Así se abre al tiempo de la Iglesia. Al final de esta gran obra el Papa contempla las tribulaciones del presente que agitan la barca que le ha tocado conducir como sucesor de Pedro, y confiesa que "tenemos con frecuencia la sensación de que está para hundirse". Sin embargo el Señor ha vencido y viene siempre de nuevo, en el momento oportuno. Es el tiempo de la vigilancia, de un vivir nuevo que es a la vez don y tarea. El don que nos llega a través de la Palabra, de los sacramentos y del testimonio de los santos; y la tarea de intentar hacer lo que es justo en cada circunstancia, y de llevar el testimonio de Cristo hasta los confines de la tierra.

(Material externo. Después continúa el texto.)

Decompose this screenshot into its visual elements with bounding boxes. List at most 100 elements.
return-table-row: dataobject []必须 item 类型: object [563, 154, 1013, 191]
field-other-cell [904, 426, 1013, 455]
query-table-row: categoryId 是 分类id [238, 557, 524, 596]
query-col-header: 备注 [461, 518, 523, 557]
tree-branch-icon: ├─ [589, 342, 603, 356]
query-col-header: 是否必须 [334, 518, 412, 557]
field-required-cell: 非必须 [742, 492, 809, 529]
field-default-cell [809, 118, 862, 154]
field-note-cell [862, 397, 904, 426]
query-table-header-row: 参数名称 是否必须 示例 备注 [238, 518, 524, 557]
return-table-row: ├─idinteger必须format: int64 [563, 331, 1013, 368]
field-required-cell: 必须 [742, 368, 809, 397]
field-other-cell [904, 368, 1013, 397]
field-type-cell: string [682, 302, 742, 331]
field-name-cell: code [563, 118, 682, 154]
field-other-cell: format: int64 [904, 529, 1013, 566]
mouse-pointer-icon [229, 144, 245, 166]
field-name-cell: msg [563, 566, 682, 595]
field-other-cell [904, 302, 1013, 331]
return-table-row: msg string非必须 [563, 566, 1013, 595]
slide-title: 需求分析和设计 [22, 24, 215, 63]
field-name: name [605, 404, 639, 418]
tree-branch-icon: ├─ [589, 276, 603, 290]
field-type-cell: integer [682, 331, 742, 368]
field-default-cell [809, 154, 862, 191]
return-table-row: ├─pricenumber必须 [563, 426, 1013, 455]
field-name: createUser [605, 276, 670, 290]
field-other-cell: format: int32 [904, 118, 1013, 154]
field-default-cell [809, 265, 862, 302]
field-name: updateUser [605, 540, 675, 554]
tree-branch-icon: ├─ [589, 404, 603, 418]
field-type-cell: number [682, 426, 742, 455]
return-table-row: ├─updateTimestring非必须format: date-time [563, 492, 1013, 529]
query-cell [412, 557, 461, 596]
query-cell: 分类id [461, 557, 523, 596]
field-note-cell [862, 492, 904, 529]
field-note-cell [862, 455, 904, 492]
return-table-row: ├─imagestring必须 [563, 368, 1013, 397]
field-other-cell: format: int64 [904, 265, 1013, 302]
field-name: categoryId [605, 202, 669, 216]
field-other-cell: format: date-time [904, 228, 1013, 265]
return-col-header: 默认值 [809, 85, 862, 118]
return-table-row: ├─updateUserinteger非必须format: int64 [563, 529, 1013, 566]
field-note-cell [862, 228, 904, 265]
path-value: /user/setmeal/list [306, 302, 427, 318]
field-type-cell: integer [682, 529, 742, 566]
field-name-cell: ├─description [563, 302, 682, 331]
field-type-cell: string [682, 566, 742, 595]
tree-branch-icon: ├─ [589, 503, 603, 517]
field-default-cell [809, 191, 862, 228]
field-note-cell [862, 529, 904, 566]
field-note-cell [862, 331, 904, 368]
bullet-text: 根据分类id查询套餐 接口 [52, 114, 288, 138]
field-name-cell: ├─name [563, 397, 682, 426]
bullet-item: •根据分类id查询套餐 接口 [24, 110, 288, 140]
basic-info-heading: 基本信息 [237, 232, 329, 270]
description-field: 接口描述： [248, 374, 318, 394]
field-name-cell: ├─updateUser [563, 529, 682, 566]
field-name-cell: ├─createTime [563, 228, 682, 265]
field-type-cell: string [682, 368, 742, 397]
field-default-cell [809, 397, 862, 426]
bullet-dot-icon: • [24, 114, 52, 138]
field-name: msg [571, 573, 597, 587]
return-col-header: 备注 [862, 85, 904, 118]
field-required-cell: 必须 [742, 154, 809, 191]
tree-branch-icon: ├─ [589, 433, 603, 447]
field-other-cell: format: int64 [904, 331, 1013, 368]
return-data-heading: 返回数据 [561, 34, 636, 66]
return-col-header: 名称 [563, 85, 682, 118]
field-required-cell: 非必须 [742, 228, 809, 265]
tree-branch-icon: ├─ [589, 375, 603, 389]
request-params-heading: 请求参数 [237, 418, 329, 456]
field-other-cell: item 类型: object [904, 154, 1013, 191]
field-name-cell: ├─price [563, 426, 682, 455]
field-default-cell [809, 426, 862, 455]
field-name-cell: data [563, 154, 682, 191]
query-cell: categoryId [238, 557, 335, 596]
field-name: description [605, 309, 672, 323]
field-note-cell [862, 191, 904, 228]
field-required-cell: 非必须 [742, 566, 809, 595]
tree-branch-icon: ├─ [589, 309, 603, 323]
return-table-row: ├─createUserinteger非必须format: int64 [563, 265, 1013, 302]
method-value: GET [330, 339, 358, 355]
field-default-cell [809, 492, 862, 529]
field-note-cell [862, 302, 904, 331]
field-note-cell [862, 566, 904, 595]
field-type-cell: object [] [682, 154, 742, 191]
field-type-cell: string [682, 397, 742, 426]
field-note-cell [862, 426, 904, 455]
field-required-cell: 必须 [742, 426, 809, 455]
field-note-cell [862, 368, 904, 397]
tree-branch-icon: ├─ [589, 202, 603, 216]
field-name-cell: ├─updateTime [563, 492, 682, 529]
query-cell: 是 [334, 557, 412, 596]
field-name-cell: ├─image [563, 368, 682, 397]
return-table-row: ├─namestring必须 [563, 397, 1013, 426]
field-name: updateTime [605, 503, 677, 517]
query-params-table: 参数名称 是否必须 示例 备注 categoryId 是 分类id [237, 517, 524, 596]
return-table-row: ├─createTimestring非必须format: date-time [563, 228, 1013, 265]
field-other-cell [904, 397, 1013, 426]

Y cuando nuestro corazón está confuso y vacila en medio de la oscuridad de la historia y de la aparente prepotencia del mal, Jesús viene a través de nuevos e inesperados testigos, capaces de iluminar toda una época. Testigos que nos levantan del polvo y nos quitan las telarañas de los ojos para seguir el camino. Uno de ellos lo es, sin ninguna duda, Benedicto XVI.